Vers une transparence accrue du crédit

Ce projet de loi, structuré en 39 articles, instaure une double responsabilité. D’une part, les demandeurs de crédit devront désormais fournir des informations exhaustives et fiables sur leur santé financière. D’autre part, les banques et microfinances auront l’obligation de proposer des produits adaptés à la capacité réelle de remboursement de leurs clients, garantissant ainsi une meilleure protection contre le surendettement.

La présidente de la commission

Toutefois, cette présentation a suscité un débat houleux dans l’hémicycle. Plusieurs députés craignent que ce nouveau dispositif ne renforce excessivement le pouvoir des créanciers. Le dispositif pourrait davantage protéger les créanciers au détriment des emprunteurs, déjà considérés comme la partie la plus vulnérable, ont alerté certains élus, pointant du doigt des taux d’intérêt prohibitifs et des exigences documentaires jugées discriminatoires pour les citoyens à faibles revenus.

Sécuriser les fonds et promouvoir l’expertise locale

Face à ces critiques, Thierry Minko a rappelé l’urgence de la situation en révélant un chiffre alarmant : près de 250 milliards de francs CFA d’impayés sont actuellement enregistrés dans le système. Il s’agit avant tout de protéger le consommateur, mais aussi de préserver les banques, qui jouent un rôle essentiel dans le financement de l’économie, a-t-il martelé, tout en promettant des ajustements sur les taux d’intérêt et l’allègement des procédures administratives.
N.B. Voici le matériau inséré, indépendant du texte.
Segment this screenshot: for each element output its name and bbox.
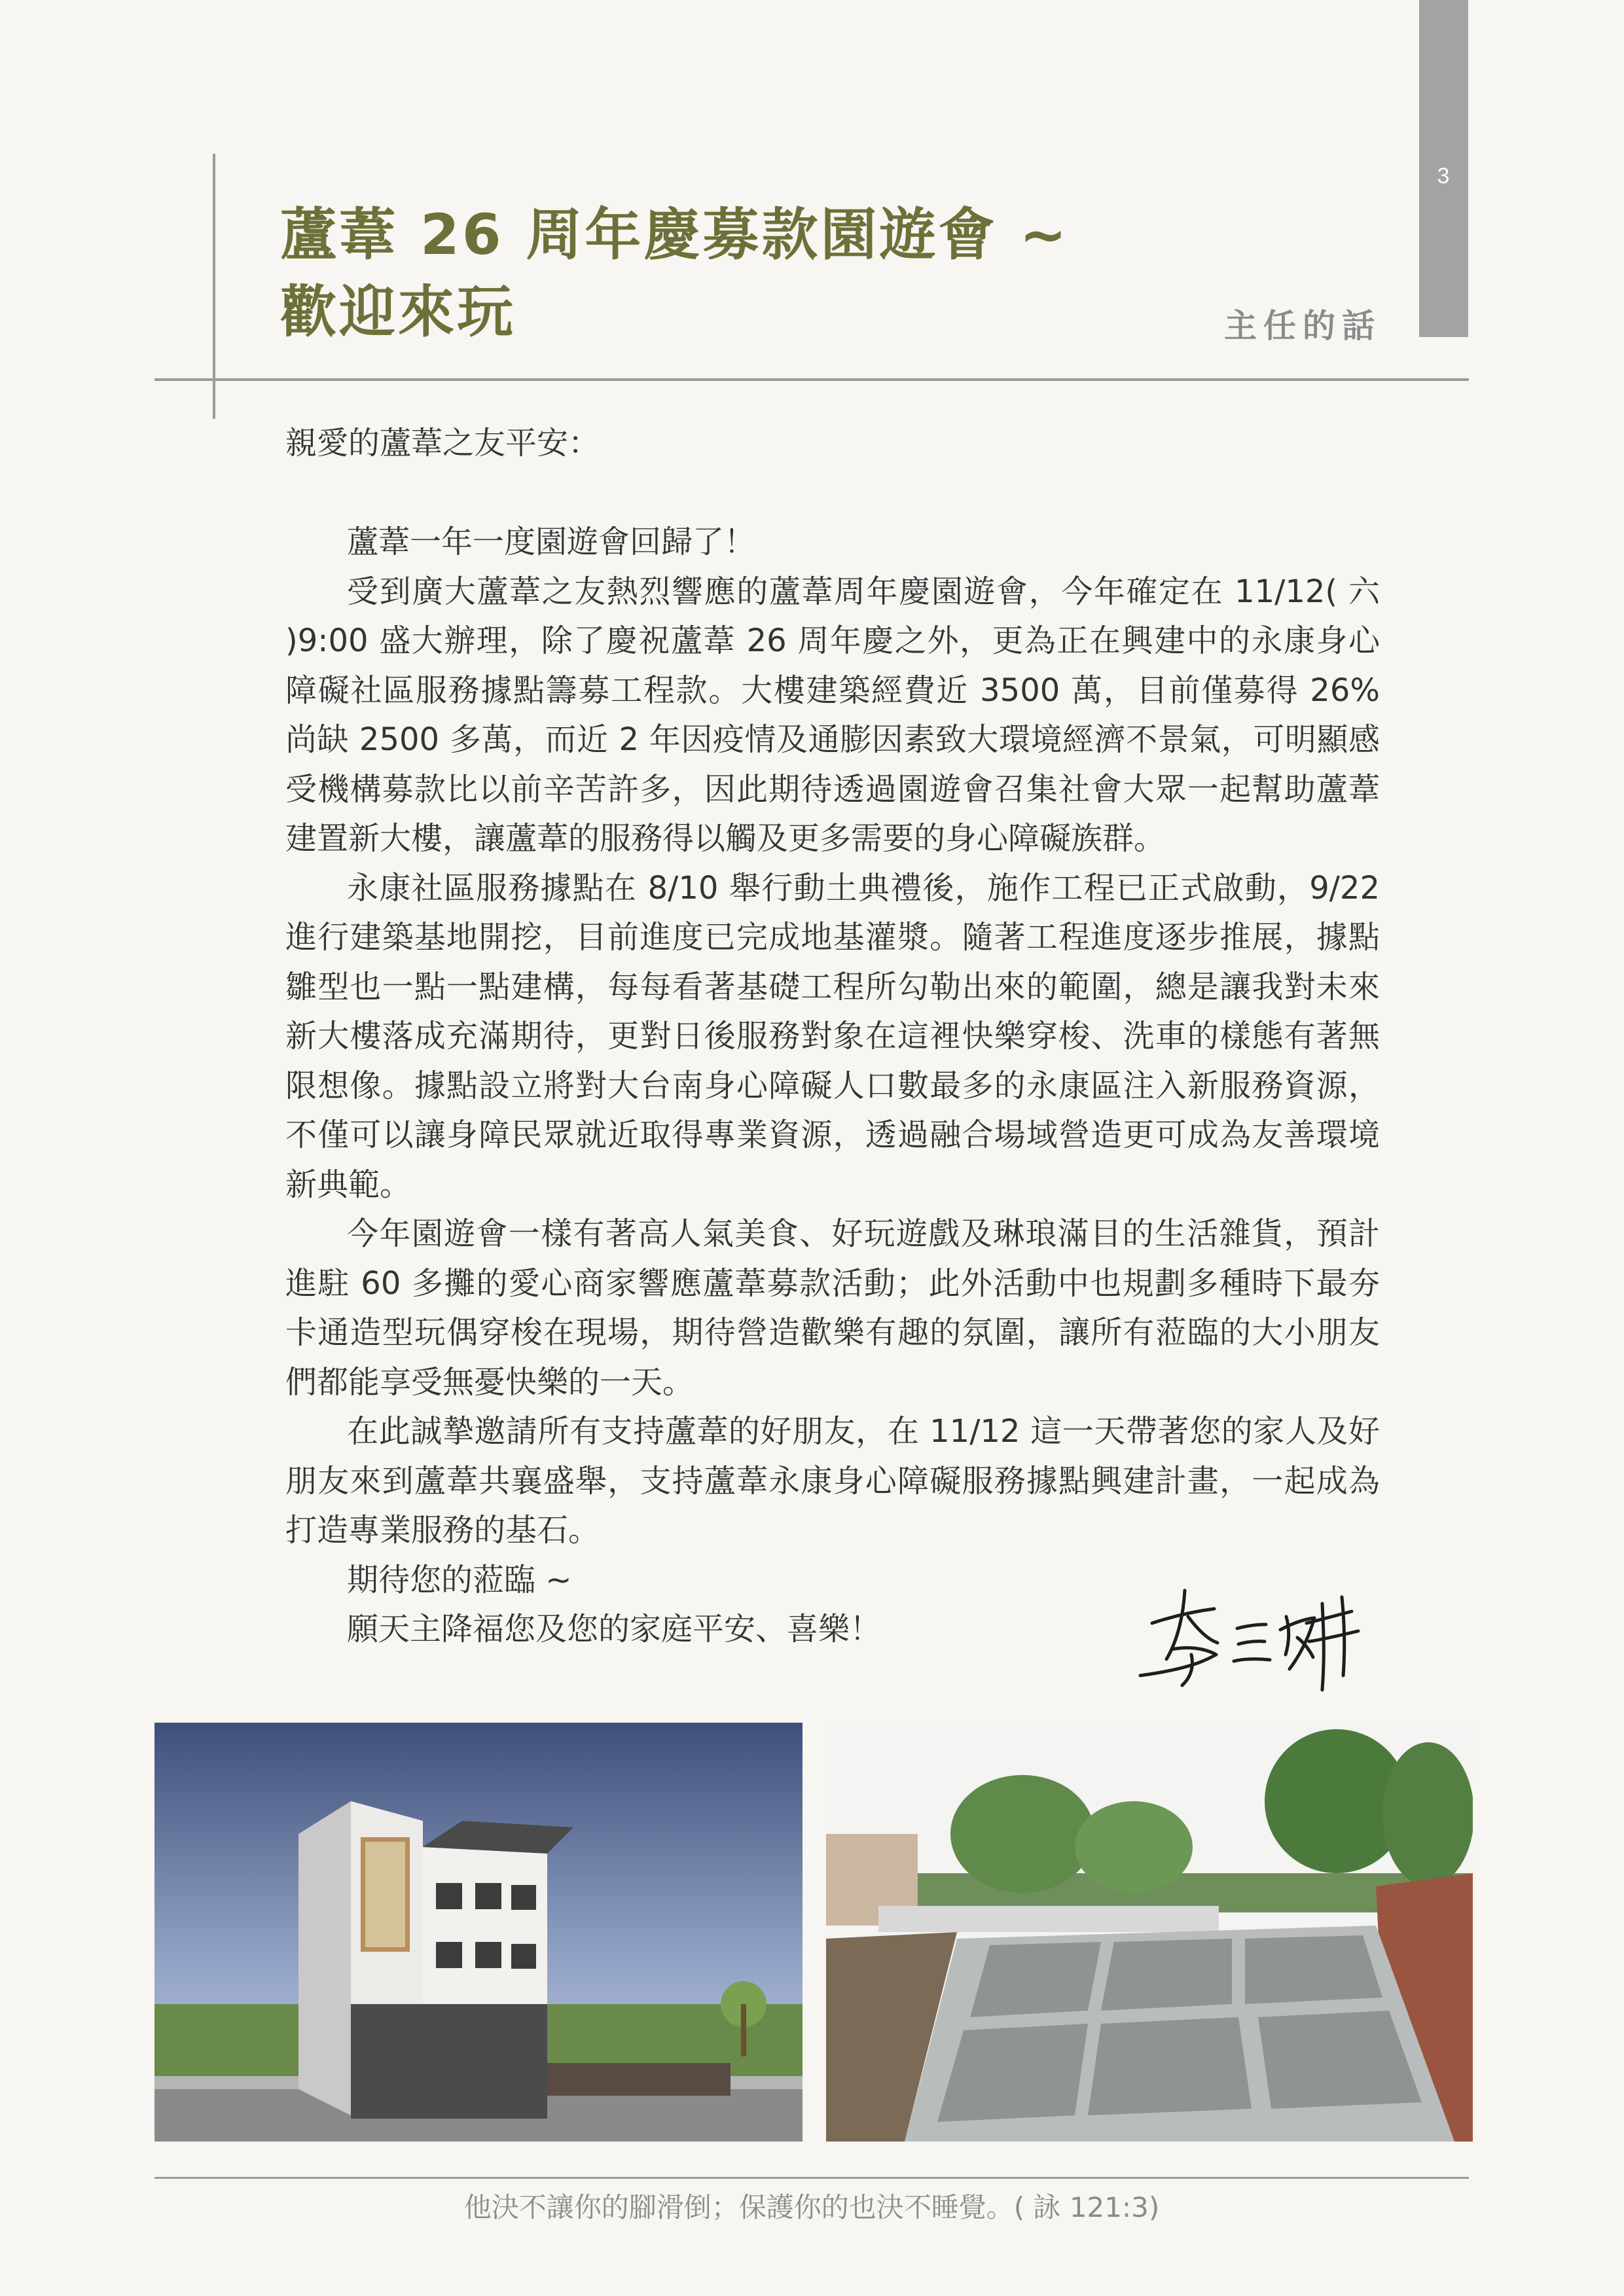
letter-closing: 期待您的蒞臨 ~ <box>347 1561 572 1598</box>
title-line-2: 歡迎來玩 <box>280 279 516 345</box>
letter-paragraph: 蘆葦一年一度園遊會回歸了！ <box>347 524 756 560</box>
title-line-1: 蘆葦 26 周年慶募款園遊會 ~ <box>280 202 1070 268</box>
page-title <box>280 196 1070 351</box>
header-divider <box>154 378 1469 381</box>
page-number: 3 <box>1437 164 1450 188</box>
letter-greeting: 親愛的蘆葦之友平安： <box>285 425 600 461</box>
letter-paragraph: 永康社區服務據點在 8/10 舉行動土典禮後，施作工程已正式啟動，9/22 進行建築基地開挖，目前進度已完成地基灌漿。隨著工程進度逐步推展，據點雛型也一點一點建構，每每看著基礎工程所勾勒出來的範圍，總是讓我對未來新大樓落成充滿期待，更對日後服務對象在這裡快樂穿梭、洗車的樣態有著無限想像。據點設立將對大台南身心障礙人口數最多的永康區注入新服務資源，不僅可以讓身障民眾就近取得專業資源，透過融合場域營造更可成為友善環境新典範。 <box>285 869 1380 1203</box>
footer-divider <box>154 2177 1469 2179</box>
building-rendering-photo <box>154 1723 803 2142</box>
section-label: 主任的話 <box>1224 307 1381 345</box>
letter-body <box>285 419 1380 1655</box>
letter-paragraph: 今年園遊會一樣有著高人氣美食、好玩遊戲及琳琅滿目的生活雜貨，預計進駐 60 多攤的愛心商家響應蘆葦募款活動；此外活動中也規劃多種時下最夯卡通造型玩偶穿梭在現場，期待營造歡樂有趣的氛圍，讓所有蒞臨的大小朋友們都能享受無憂快樂的一天。 <box>285 1215 1380 1401</box>
letter-paragraph: 在此誠摯邀請所有支持蘆葦的好朋友，在 11/12 這一天帶著您的家人及好朋友來到蘆葦共襄盛舉，支持蘆葦永康身心障礙服務據點興建計畫，一起成為打造專業服務的基石。 <box>285 1413 1380 1549</box>
letter-paragraph: 受到廣大蘆葦之友熱烈響應的蘆葦周年慶園遊會，今年確定在 11/12( 六 )9:00 盛大辦理，除了慶祝蘆葦 26 周年慶之外，更為正在興建中的永康身心障礙社區服務據點籌募工程款。大樓建築經費近 3500 萬，目前僅募得 26% 尚缺 2500 多萬，而近 2 年因疫情及通膨因素致大環境經濟不景氣，可明顯感受機構募款比以前辛苦許多，因此期待透過園遊會召集社會大眾一起幫助蘆葦建置新大樓，讓蘆葦的服務得以觸及更多需要的身心障礙族群。 <box>285 573 1380 857</box>
letter-blessing: 願天主降福您及您的家庭平安、喜樂！ <box>347 1611 882 1647</box>
construction-site-photo <box>826 1723 1473 2142</box>
handwritten-signature <box>1126 1577 1375 1695</box>
footer-verse: 他決不讓你的腳滑倒；保護你的也決不睡覺。( 詠 121:3) <box>463 2191 1160 2223</box>
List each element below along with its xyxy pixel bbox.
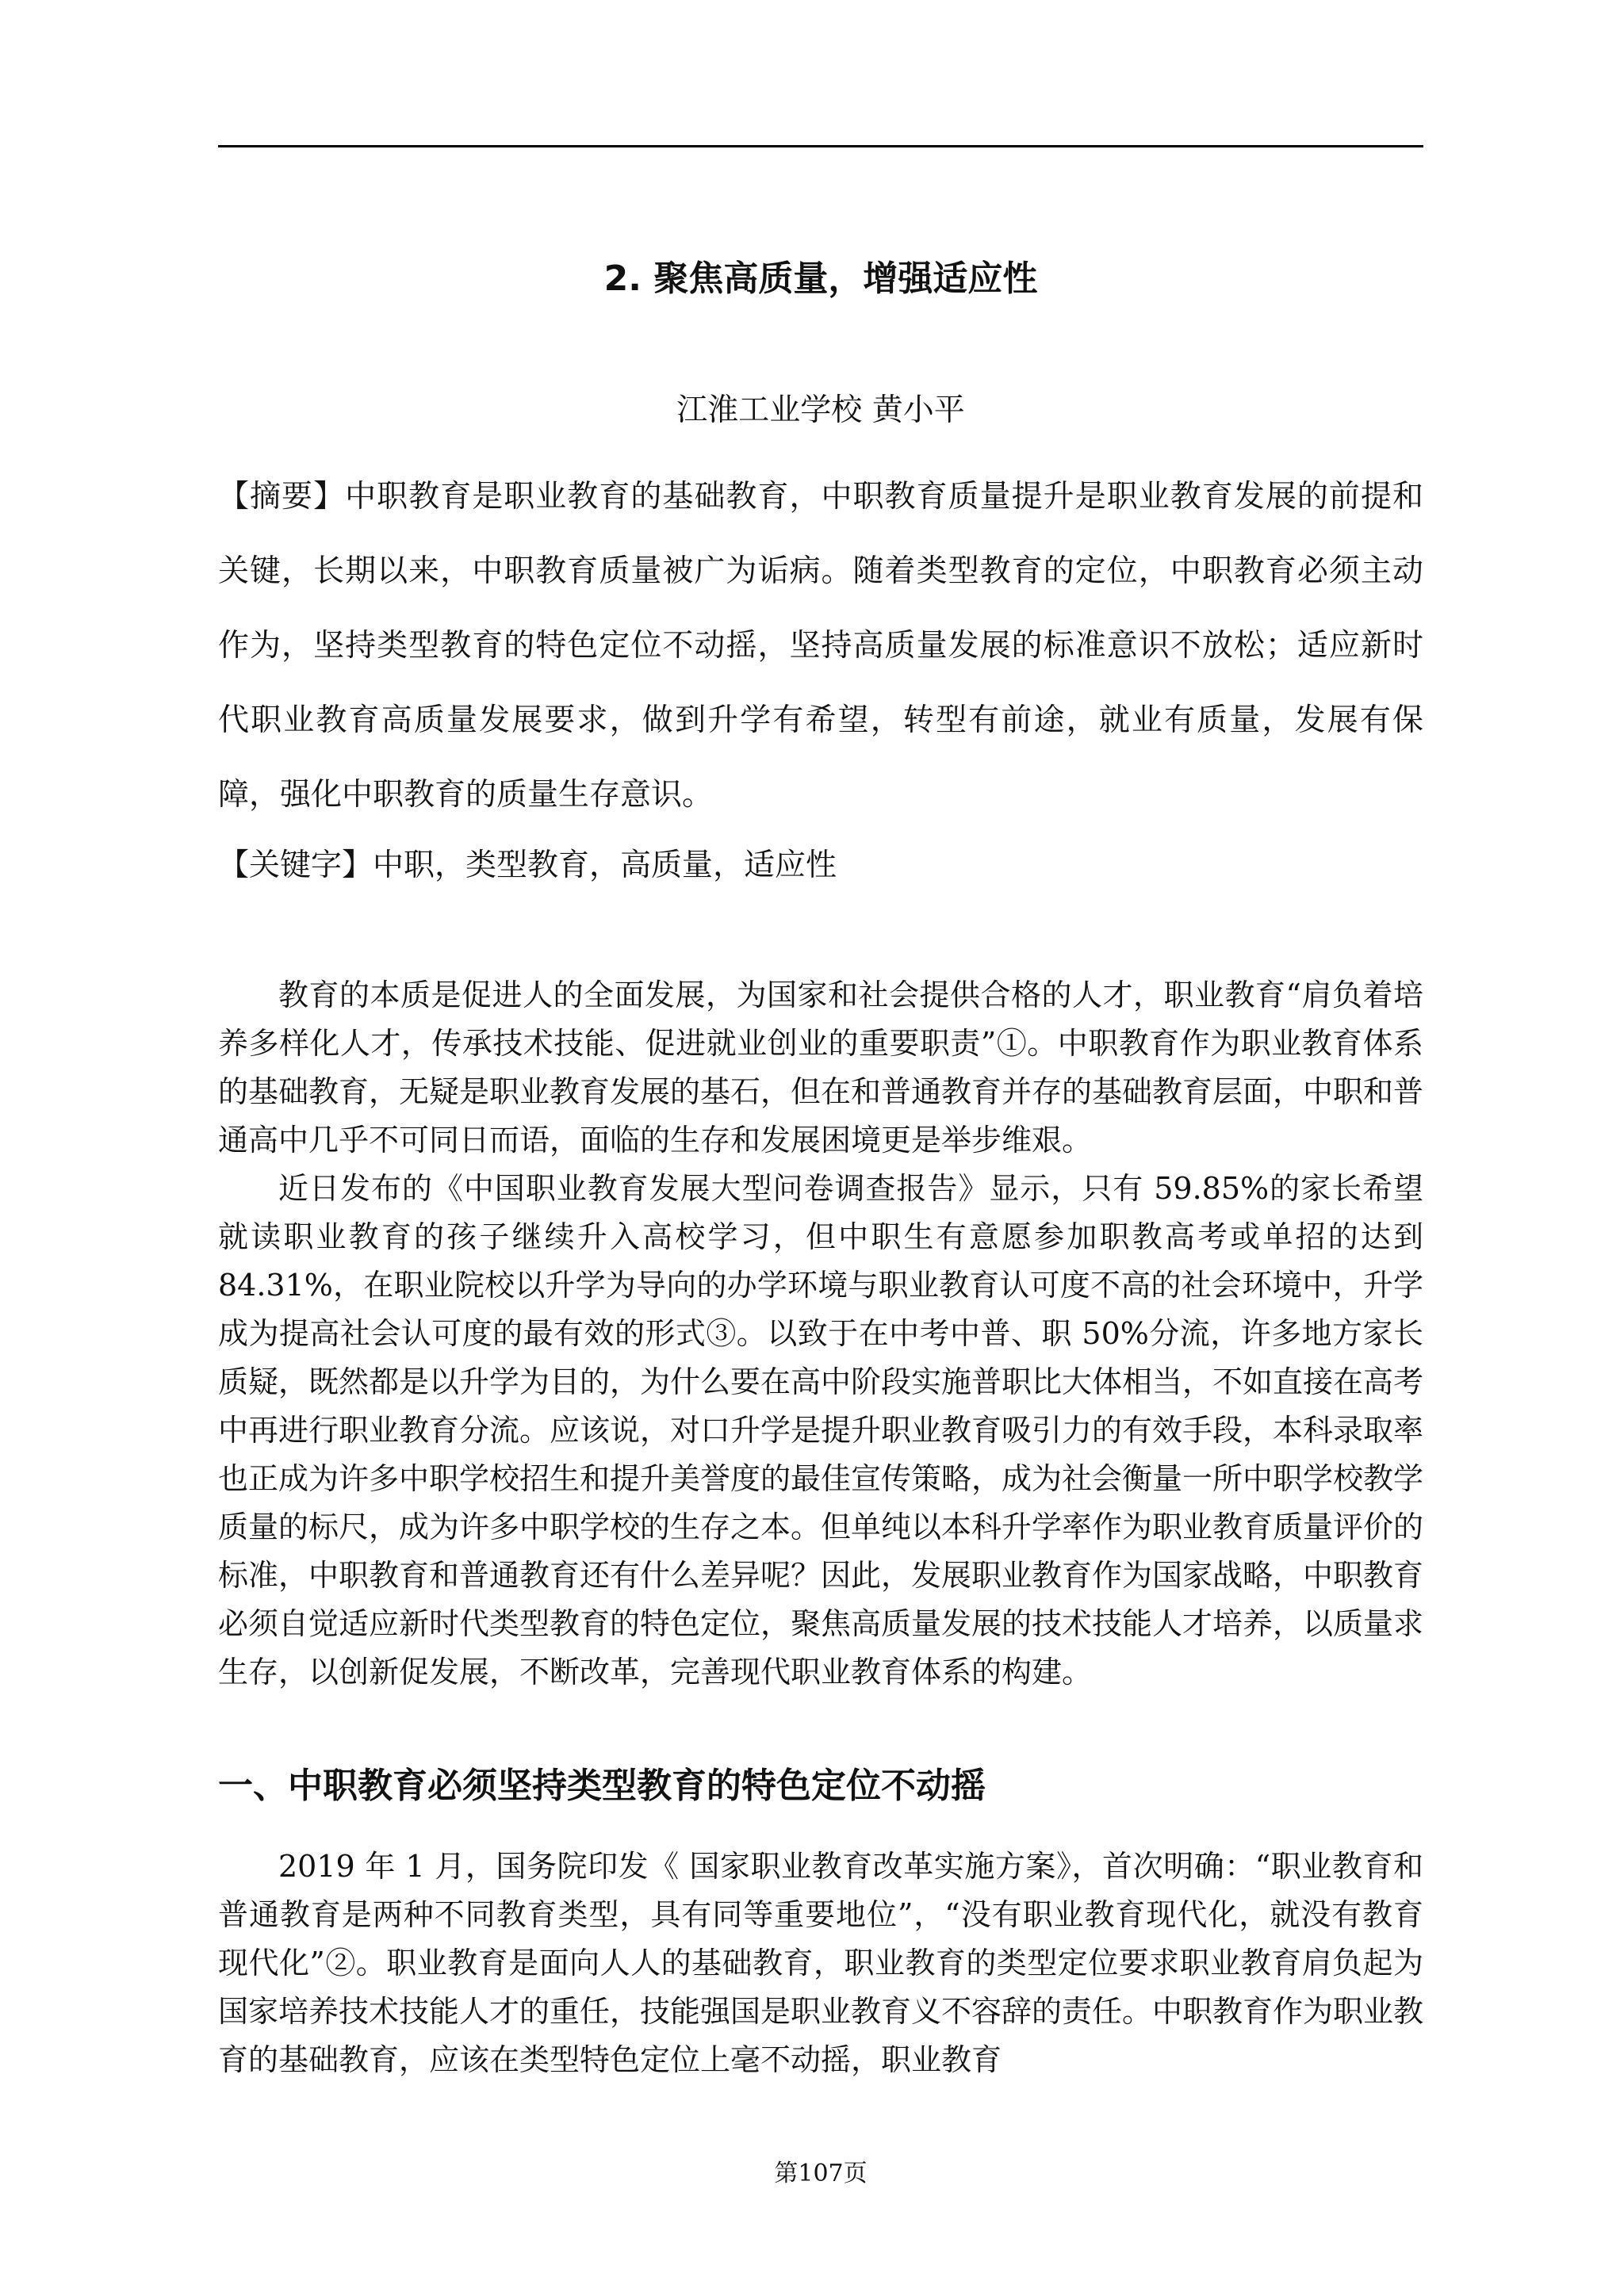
body-paragraph: 教育的本质是促进人的全面发展，为国家和社会提供合格的人才，职业教育“肩负着培养多样化人才，传承技术技能、促进就业创业的重要职责”①。中职教育作为职业教育体系的基础教育，无疑是职业教育发展的基石，但在和普通教育并存的基础教育层面，中职和普通高中几乎不可同日而语，面临的生存和发展困境更是举步维艰。 (218, 978, 1424, 1158)
header-rule (218, 145, 1423, 147)
article-author: 江淮工业学校 黄小平 (676, 392, 965, 428)
article-title: 2. 聚焦高质量，增强适应性 (603, 258, 1038, 299)
keywords-text: 中职，类型教育，高质量，适应性 (373, 848, 837, 883)
abstract (218, 460, 1423, 832)
section-heading: 一、中职教育必须坚持类型教育的特色定位不动摇 (218, 1766, 986, 1806)
intro-body (218, 971, 1423, 1697)
keywords-label: 【关键字】 (218, 848, 373, 883)
page-number: 第107页 (774, 2160, 868, 2187)
body-paragraph: 2019 年 1 月，国务院印发《 国家职业教育改革实施方案》，首次明确：“职业教育和普通教育是两种不同教育类型，具有同等重要地位”，“没有职业教育现代化，就没有教育现代化”②。职业教育是面向人人的基础教育，职业教育的类型定位要求职业教育肩负起为国家培养技术技能人才的重任，技能强国是职业教育义不容辞的责任。中职教育作为职业教育的基础教育，应该在类型特色定位上毫不动摇，职业教育 (218, 1849, 1424, 2077)
section-body (218, 1843, 1423, 2084)
body-paragraph: 近日发布的《中国职业教育发展大型问卷调查报告》显示，只有 59.85%的家长希望就读职业教育的孩子继续升入高校学习，但中职生有意愿参加职教高考或单招的达到 84.31%，在职业院校以升学为导向的办学环境与职业教育认可度不高的社会环境中，升学成为提高社会认可度的最有效的形式③。以致于在中考中普、职 50%分流，许多地方家长质疑，既然都是以升学为目的，为什么要在高中阶段实施普职比大体相当，不如直接在高考中再进行职业教育分流。应该说，对口升学是提升职业教育吸引力的有效手段，本科录取率也正成为许多中职学校招生和提升美誉度的最佳宣传策略，成为社会衡量一所中职学校教学质量的标尺，成为许多中职学校的生存之本。但单纯以本科升学率作为职业教育质量评价的标准，中职教育和普通教育还有什么差异呢？因此，发展职业教育作为国家战略，中职教育必须自觉适应新时代类型教育的特色定位，聚焦高质量发展的技术技能人才培养，以质量求生存，以创新促发展，不断改革，完善现代职业教育体系的构建。 (218, 1171, 1424, 1689)
abstract-label: 【摘要】 (218, 479, 346, 515)
keywords (218, 842, 1423, 890)
abstract-text: 中职教育是职业教育的基础教育，中职教育质量提升是职业教育发展的前提和关键，长期以来，中职教育质量被广为诟病。随着类型教育的定位，中职教育必须主动作为，坚持类型教育的特色定位不动摇，坚持高质量发展的标准意识不放松；适应新时代职业教育高质量发展要求，做到升学有希望，转型有前途，就业有质量，发展有保障，强化中职教育的质量生存意识。 (218, 479, 1423, 813)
L’actuel ministre de l’Economie

Le second projet de loi défendu par le ministre s’inscrit directement dans les recommandations issues du Dialogue national inclusif. Il porte sur les conditions d’accès à la fonction de directeur général des établissements de crédit. Cette réforme vise à privilégier les compétences nationales à la tête de ces institutions stratégiques. L’idée centrale est de confier les leviers financiers à des profils maîtrisant les réalités du terrain et résolument engagés dans le développement du pays.

Une vision de transformation économique

Cette offensive législative traduit la volonté des plus hautes autorités de transformer durablement le modèle économique national. En renforçant la solidité des banques et en promouvant l’expertise gabonaise, le gouvernement entend créer un environnement propice à une croissance inclusive et à la création d’emplois.

L’adoption de ces textes par la Commission des Finances marquera une étape décisive dans la restructuration du paysage bancaire. Il reste désormais à savoir si les amendements qui seront introduits par les députés permettront de trouver le juste équilibre entre la rigueur financière nécessaire aux banques et la protection sociale indispensable aux emprunteurs gabonais.